James Bay film set to premiere at imagineNATIVE Film Festival this fall | CBC News

Northern Ontario actor and stuntman Keenan Grom knew for a while about the vision he had for his first-ever short film. 

He wanted it to be filmed in his hometown of Moosonee at an old boarded-up hotel owned by his father. The Moosonee Lodge hasn’t welcomed guests in over 20 years. 

“It’s almost as if we locked the door and then just walked away,” Grom said.

But when the opportunity to apply for a production grant from imagineNATIVE, an organisation that supports and promotes Indigenous-made film and video, presented itself, Grom could finally transform his vision to reality. 

“My grandfather passed and I think in the application I said ‘I want to get this done. I don’t know how else to get this grieving out of my head’,” said Grom, a citizen of Moose Cree First Nation. 

“I wrote this as a way of mourning.” 

Keenan Grom is an actor, stuntman and now director and producer from Moosonee, Ont. He wrote the script for the short film, ‘Through Brown Glass’ as a way to relieve himself from the grief of his grandfather’s death and wanted to film it in his hometown at the Moosonee Lodge, owned by his father. (Erik White/ CBC)

Suddenly the old boarded lodge that housed emotional and triggering memories for Grom was transformed into a film set for “Through Brown Glass”, a 10-minute short film set to premiere at the imagineNATIVE Film + Media Arts Festival in Toronto later this year. 

A ‘Western’ on a Cree First Nation

“The movie might or might not be based on a true story of two bootleggers just having a parting glass as their moonshine business falls through,” said Grom, the writer, director and producer of the film. 

“I think of it as a northern Western. It has very native features in it, but it’s western.”

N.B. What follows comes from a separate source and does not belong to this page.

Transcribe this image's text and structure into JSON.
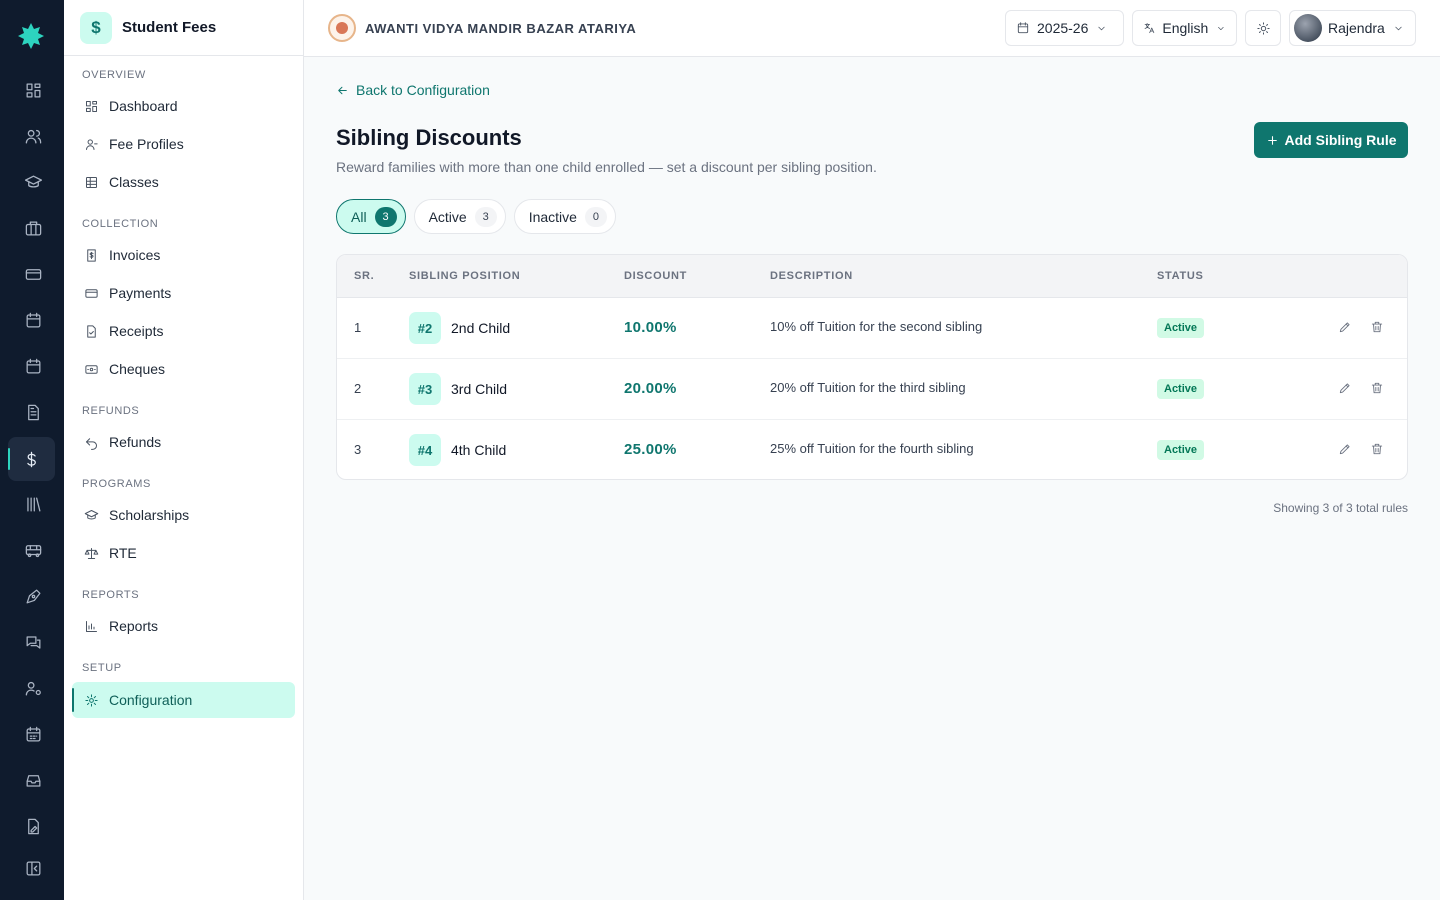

Set in a northern Ontario mining town in the mid-1990s, Grom says the film addresses bootlegger culture up in remote communities – most of which still have laws against the sale of alcohol. 

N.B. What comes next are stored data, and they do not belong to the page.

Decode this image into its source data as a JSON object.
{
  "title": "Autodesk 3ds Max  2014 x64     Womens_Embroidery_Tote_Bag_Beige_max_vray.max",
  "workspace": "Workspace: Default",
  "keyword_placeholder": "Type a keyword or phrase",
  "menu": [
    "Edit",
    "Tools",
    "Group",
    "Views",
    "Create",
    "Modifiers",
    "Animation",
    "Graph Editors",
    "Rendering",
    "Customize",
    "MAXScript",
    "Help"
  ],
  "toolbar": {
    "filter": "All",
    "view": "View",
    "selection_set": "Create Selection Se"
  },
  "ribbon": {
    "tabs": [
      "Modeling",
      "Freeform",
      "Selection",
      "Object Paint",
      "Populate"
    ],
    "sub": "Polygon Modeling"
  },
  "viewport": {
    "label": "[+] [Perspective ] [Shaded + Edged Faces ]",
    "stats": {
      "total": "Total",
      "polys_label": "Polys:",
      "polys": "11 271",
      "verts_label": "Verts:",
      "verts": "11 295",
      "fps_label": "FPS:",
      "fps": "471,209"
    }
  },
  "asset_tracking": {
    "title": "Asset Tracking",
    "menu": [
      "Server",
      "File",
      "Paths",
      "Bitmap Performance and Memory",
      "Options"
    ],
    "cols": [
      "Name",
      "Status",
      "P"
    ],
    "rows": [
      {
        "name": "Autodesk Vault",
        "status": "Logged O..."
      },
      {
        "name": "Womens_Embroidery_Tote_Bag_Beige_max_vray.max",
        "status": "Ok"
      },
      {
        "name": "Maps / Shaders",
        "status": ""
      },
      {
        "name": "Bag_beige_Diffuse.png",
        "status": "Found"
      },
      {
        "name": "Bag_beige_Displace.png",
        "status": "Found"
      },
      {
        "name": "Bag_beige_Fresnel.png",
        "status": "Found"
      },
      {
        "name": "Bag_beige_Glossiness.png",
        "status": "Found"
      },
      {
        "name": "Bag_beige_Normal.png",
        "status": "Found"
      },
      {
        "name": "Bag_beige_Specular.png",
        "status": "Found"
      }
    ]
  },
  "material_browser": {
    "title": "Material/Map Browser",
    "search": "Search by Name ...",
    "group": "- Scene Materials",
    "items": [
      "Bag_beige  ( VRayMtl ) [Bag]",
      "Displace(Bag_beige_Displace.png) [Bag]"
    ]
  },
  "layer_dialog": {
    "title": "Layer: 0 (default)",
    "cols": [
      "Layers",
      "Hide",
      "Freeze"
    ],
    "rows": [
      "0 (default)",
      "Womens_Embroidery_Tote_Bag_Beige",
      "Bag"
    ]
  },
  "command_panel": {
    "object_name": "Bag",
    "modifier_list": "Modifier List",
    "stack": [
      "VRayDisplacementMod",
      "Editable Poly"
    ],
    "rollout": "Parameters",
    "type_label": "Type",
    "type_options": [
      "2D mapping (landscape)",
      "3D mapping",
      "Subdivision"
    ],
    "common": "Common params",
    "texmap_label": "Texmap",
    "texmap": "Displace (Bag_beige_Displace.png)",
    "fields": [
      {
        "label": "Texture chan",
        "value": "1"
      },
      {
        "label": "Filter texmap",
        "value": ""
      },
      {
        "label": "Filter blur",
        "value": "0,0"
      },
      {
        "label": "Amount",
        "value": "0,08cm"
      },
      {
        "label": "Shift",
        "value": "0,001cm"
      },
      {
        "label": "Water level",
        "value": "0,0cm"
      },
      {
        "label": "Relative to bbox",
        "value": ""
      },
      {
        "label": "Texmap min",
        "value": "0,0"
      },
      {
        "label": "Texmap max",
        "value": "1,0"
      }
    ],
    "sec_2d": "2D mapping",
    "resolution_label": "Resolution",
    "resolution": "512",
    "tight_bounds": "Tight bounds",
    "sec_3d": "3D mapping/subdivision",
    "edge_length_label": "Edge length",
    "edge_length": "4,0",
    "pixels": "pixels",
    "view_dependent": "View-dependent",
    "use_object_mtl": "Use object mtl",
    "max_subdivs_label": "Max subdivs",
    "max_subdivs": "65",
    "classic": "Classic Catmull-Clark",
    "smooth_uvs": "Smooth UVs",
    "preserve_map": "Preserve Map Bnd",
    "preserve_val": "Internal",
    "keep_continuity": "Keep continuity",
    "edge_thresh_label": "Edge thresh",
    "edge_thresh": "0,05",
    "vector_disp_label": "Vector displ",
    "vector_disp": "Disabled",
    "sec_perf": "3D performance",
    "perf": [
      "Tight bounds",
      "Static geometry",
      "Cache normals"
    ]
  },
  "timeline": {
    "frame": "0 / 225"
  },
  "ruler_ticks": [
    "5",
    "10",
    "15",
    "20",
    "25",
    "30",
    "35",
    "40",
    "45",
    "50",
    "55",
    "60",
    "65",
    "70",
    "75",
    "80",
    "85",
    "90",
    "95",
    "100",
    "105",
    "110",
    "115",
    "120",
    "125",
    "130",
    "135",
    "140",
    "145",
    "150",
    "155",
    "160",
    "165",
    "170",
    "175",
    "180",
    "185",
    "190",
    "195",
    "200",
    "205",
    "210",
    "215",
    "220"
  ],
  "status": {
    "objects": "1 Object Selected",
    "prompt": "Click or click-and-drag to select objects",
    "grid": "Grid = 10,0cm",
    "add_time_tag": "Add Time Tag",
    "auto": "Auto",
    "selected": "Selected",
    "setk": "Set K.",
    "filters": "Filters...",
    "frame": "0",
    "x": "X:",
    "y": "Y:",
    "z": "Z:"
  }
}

“Everyone tries to make a buck just because there’s a lot of seasonal jobs,” he said. 

“And some people that I know personally, they just don’t get hired because of the colour of their skin, they’re brown men in a white man’s world.”

I don’t know if I’ll be able to watch it… we’ll see.– Keenan Grom, director and producer of ‘Through Brown Glass’

Grom said he tried to avoid “getting too much into the heavy stuff” when he was writing the script for the short. 

“That’s triggering things I just don’t want to really put in there… but it’s there.”

Funding to film in a remote location 

Through Brown Glass is currently in the editing stage, after months of preparation and production. 

But Grom said the project was possible thanks to generous funding from the imagineNATIVE Film Festival.

“They understand that Moosonee is an isolated place, and they’re like ‘hey, take some extra money, you’ll need it'”.

The program promotes mentorships, support and work opportunities. All of which Grom says helps indigenous artists, like himself succeed in their craft. 

The short-film is set to premiere at the imagineNATIVE Film + Media Arts Festival in Toronto sometime between October 17-29, 2023.

When the film premiers, Grom admits he is nervous to watch it on the big screen. He says he still tears up when recollecting the back story, and will likely “go hide in the back” for those 10 minutes. 

“I don’t know if I’ll be able to watch it… we’ll see.”